Monday, April 25, 2005

April 25, 2005

Hiya

I have been swamped with family and I got a new job. That completely wears me out. I am working for Plath’s meat now in my little town since I was court ordered to get a job. I miss some of my parenting time mainly my Saturdays, which were so precious to me but what can I do at this point. Jamie took me to court for back child support. I go back to court in May to see if they hold me in contempt or not. I work 3 to 4 days a week -8 to 9 hours lifting 15 lb slabs of bacon all day. So I am getting muscles but my body is not made for this kind of work. My feet kill me at the end of the day. But I am thankful for the job it was a gift from God. I had been looking for years…. And could not find one. When I really needed on God provided.

I got a new judge now on my case this will make Judge #3 his name is Scott Pavlovich, he seems very fair and I have heard he is a non-nonsense judge. I think this town needs that. This town needs all of its officials replaced since they are so corrupt here.

I guess right now I don’t really feel the pillar of strength. I am exhausted and worn out. I don’t really have much to say since I am fighting depression… I have not written since I didn’t want to bring you down and you are going through enough things of your own. I do miss talking to you. But I didn’t really want you to see me like this. I know God will get me through. Just not sure where my road is going or if it is just staying put.

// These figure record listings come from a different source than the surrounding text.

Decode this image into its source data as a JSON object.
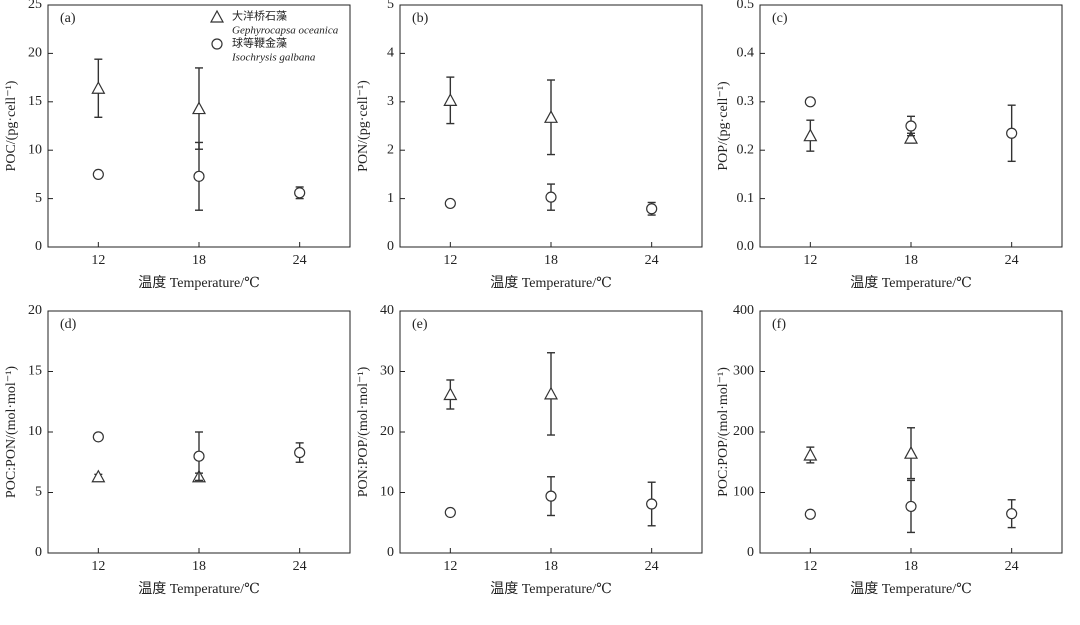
{
  "chart_data": [
    {
      "type": "scatter",
      "panel_label": "(a)",
      "ylabel": "POC/(pg·cell⁻¹)",
      "xlabel": "温度 Temperature/℃",
      "x": [
        12,
        18,
        24
      ],
      "xlim": [
        9,
        27
      ],
      "xticks": [
        12,
        18,
        24
      ],
      "ylim": [
        0,
        25
      ],
      "yticks": [
        0,
        5,
        10,
        15,
        20,
        25
      ],
      "legend": true,
      "series": [
        {
          "name": "大洋桥石藻",
          "latin_name": "Gephyrocapsa oceanica",
          "marker": "triangle",
          "color": "#333333",
          "values": [
            16.4,
            14.3,
            null
          ],
          "errors": [
            3.0,
            4.2,
            null
          ]
        },
        {
          "name": "球等鞭金藻",
          "latin_name": "Isochrysis galbana",
          "marker": "circle",
          "color": "#333333",
          "values": [
            7.5,
            7.3,
            5.6
          ],
          "errors": [
            null,
            3.5,
            0.6
          ]
        }
      ]
    },
    {
      "type": "scatter",
      "panel_label": "(b)",
      "ylabel": "PON/(pg·cell⁻¹)",
      "xlabel": "温度 Temperature/℃",
      "x": [
        12,
        18,
        24
      ],
      "xlim": [
        9,
        27
      ],
      "xticks": [
        12,
        18,
        24
      ],
      "ylim": [
        0,
        5
      ],
      "yticks": [
        0,
        1,
        2,
        3,
        4,
        5
      ],
      "series": [
        {
          "marker": "triangle",
          "color": "#333333",
          "values": [
            3.03,
            2.68,
            null
          ],
          "errors": [
            0.48,
            0.77,
            null
          ]
        },
        {
          "marker": "circle",
          "color": "#333333",
          "values": [
            0.9,
            1.03,
            0.79
          ],
          "errors": [
            null,
            0.27,
            0.13
          ]
        }
      ]
    },
    {
      "type": "scatter",
      "panel_label": "(c)",
      "ylabel": "POP/(pg·cell⁻¹)",
      "xlabel": "温度 Temperature/℃",
      "x": [
        12,
        18,
        24
      ],
      "xlim": [
        9,
        27
      ],
      "xticks": [
        12,
        18,
        24
      ],
      "ylim": [
        0,
        0.5
      ],
      "yticks": [
        {
          "value": 0,
          "label": "0.0"
        },
        0.1,
        0.2,
        0.3,
        0.4,
        0.5
      ],
      "series": [
        {
          "marker": "triangle",
          "color": "#333333",
          "values": [
            0.23,
            0.225,
            null
          ],
          "errors": [
            0.032,
            0.01,
            null
          ]
        },
        {
          "marker": "circle",
          "color": "#333333",
          "values": [
            0.3,
            0.25,
            0.235
          ],
          "errors": [
            null,
            0.02,
            0.058
          ]
        }
      ]
    },
    {
      "type": "scatter",
      "panel_label": "(d)",
      "ylabel": "POC:PON/(mol·mol⁻¹)",
      "xlabel": "温度 Temperature/℃",
      "x": [
        12,
        18,
        24
      ],
      "xlim": [
        9,
        27
      ],
      "xticks": [
        12,
        18,
        24
      ],
      "ylim": [
        0,
        20
      ],
      "yticks": [
        0,
        5,
        10,
        15,
        20
      ],
      "series": [
        {
          "marker": "triangle",
          "color": "#333333",
          "values": [
            6.3,
            6.3,
            null
          ],
          "errors": [
            0.2,
            0.3,
            null
          ]
        },
        {
          "marker": "circle",
          "color": "#333333",
          "values": [
            9.6,
            8.0,
            8.3
          ],
          "errors": [
            null,
            2.0,
            0.8
          ]
        }
      ]
    },
    {
      "type": "scatter",
      "panel_label": "(e)",
      "ylabel": "PON:POP/(mol·mol⁻¹)",
      "xlabel": "温度 Temperature/℃",
      "x": [
        12,
        18,
        24
      ],
      "xlim": [
        9,
        27
      ],
      "xticks": [
        12,
        18,
        24
      ],
      "ylim": [
        0,
        40
      ],
      "yticks": [
        0,
        10,
        20,
        30,
        40
      ],
      "series": [
        {
          "marker": "triangle",
          "color": "#333333",
          "values": [
            26.2,
            26.3,
            null
          ],
          "errors": [
            2.4,
            6.8,
            null
          ]
        },
        {
          "marker": "circle",
          "color": "#333333",
          "values": [
            6.7,
            9.4,
            8.1
          ],
          "errors": [
            null,
            3.2,
            3.6
          ]
        }
      ]
    },
    {
      "type": "scatter",
      "panel_label": "(f)",
      "ylabel": "POC:POP/(mol·mol⁻¹)",
      "xlabel": "温度 Temperature/℃",
      "x": [
        12,
        18,
        24
      ],
      "xlim": [
        9,
        27
      ],
      "xticks": [
        12,
        18,
        24
      ],
      "ylim": [
        0,
        400
      ],
      "yticks": [
        0,
        100,
        200,
        300,
        400
      ],
      "series": [
        {
          "marker": "triangle",
          "color": "#333333",
          "values": [
            162,
            165,
            null
          ],
          "errors": [
            13,
            42,
            null
          ]
        },
        {
          "marker": "circle",
          "color": "#333333",
          "values": [
            64,
            77,
            65
          ],
          "errors": [
            null,
            43,
            23
          ]
        }
      ]
    }
  ]
}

I had a visitor come last weekend and it was a complete nightmare. He helped me with the house but decided that he was in love with me. I told him that I have no feelings for him and yet he has come up twice now since. I am just so stressed out and he pushes this issue with me and makes me crazy. He will touch my hair or leg while driving and I just want to haul off and deck him. And in the store he makes comments about what I look like in my jeans…. Ugh… no tact. Glad that was only for 2 days. It was terrible.

My mom is down in Florida helping dad clean up the house to sell or rent so they can come up here and live. Grayson will be coming up for the Summer so that is really good. He is excelling in home school. And I found out that he is already getting crushes on girls. I am not prepared for this yet. He is only 9. Whereas, Samantha is miserable at her dads he is getting married to Julie finally but Samantha can’t stand her. They make her go to the other room to play and don’t include her. I am glad they got her a kitten that is the joy of her life at his house. She deserves much better than the hand she has been dealt.

I am all messed up at the moment. Getting pulled this way and that. My neighbor wants to redecorate my mom’s room and I just can’t do it… not right now. I think she is perturbed with me. I just don’t have the energy or motivation to do something like that. At the moment. * Sigh * Ugh….

Church is going well. I love my pastor he is an excellent preacher/teacher. I guess for me right now I am in some real need of fellowship with God. I miss Him. I will get back where I need to be and be the woman/girl that you know once again. I just wanted to touch base with you.